# Ultrasensitive hybrid optical skin

**Authors:** Lei Zhang, Jing Pan, Zhang Zhang, Hao Wu, Ni Yao, Dawei Cai, Yingxin, Xu, Jin Zhang, Guofei Sun, Liqiang Wang, Weidong Geng, Wenguang Jin, Wei, Fang, Dawei Di, Limin Tong

arXiv: 1812.03808 · 2018-12-11

## TL;DR

This paper introduces a highly sensitive optical skin (O-skin) that uses embedded glass micro/nanofibers to achieve ultrahigh sensitivity, fast response, and EMI-free detection, surpassing traditional electronic skins in various sensing applications.

## Contribution

The authors develop a novel optical skin using embedded glass micro/nanofibers, enabling ultrahigh sensitivity and fast response in wearable sensors, overcoming limitations of electronic skin.

## Key findings

- Achieved pressure sensitivity of 1870/kPa
- Detected vibrations, pulse, and voice EMI-free
- Demonstrated optical data glove and tactile sensor

## Abstract

Electronic skin, a class of wearable electronic sensors that mimic the functionalities of human skin, has made remarkable success in applications including health monitoring, human-machine interaction and electronic-biological interfaces.

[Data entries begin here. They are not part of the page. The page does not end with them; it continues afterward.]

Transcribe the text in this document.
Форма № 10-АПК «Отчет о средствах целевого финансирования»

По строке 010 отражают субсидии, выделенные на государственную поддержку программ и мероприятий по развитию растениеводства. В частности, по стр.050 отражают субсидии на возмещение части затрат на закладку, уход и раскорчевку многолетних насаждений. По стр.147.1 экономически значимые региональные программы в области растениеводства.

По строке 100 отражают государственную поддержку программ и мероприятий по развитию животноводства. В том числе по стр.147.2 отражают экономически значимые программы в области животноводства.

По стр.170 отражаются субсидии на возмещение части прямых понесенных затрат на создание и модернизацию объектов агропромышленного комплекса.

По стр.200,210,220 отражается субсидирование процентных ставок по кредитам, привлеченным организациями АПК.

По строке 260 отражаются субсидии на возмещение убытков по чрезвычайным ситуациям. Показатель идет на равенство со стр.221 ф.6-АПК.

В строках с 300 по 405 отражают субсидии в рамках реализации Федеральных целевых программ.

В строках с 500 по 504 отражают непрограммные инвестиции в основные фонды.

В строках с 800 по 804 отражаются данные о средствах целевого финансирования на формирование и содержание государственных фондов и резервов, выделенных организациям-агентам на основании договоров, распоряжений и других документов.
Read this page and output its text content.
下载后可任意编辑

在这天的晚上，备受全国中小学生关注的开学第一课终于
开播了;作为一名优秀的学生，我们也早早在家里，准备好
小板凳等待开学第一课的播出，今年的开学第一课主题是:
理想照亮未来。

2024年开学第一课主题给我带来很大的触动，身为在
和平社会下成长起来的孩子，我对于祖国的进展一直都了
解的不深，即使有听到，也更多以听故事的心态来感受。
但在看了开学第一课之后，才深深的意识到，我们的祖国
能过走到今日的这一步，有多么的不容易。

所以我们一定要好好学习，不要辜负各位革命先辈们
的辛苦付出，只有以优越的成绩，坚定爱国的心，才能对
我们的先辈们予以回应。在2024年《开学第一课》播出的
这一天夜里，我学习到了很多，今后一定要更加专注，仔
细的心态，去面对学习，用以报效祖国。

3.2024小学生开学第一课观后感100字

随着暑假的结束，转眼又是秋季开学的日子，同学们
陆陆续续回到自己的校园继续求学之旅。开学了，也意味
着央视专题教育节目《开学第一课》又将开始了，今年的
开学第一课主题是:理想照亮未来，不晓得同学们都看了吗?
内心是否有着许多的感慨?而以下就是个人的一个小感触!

While electronic skin continues to achieve higher sensitivity and faster response, its ultimate performance is fundamentally limited by the nature of low-frequency AC currents in electronic circuitries. Here we demonstrate highly sensitive optical skin (O-skin) in which the primary sensory elements are optically driven. The simple construction of the sensors is achieved by embedding glass micro/nanofibers (MNFs) in thin layers of polydimethylsiloxane (PDMS). Enabled by the highly sensitive power-leakage response of the guided modes from the MNF upon external stimuli, our optical sensors show ultrahigh sensitivity (1870/kPa), low detection limit (7 mPa) and fast response (10 microseconds) for pressure sensing, significantly exceeding the performance metrics of state-of-the-art electronic skins. Electromagnetic interference (EMI)-free detection of high-frequency vibrations, wrist pulse and human voice are realized. Moreover, a five-sensor optical data glove and a 2x2-MNF tactile sensor are demonstrated. Our results pave the way toward wearable optical devices ranging from ultrasensitive flexible sensors to optical skins.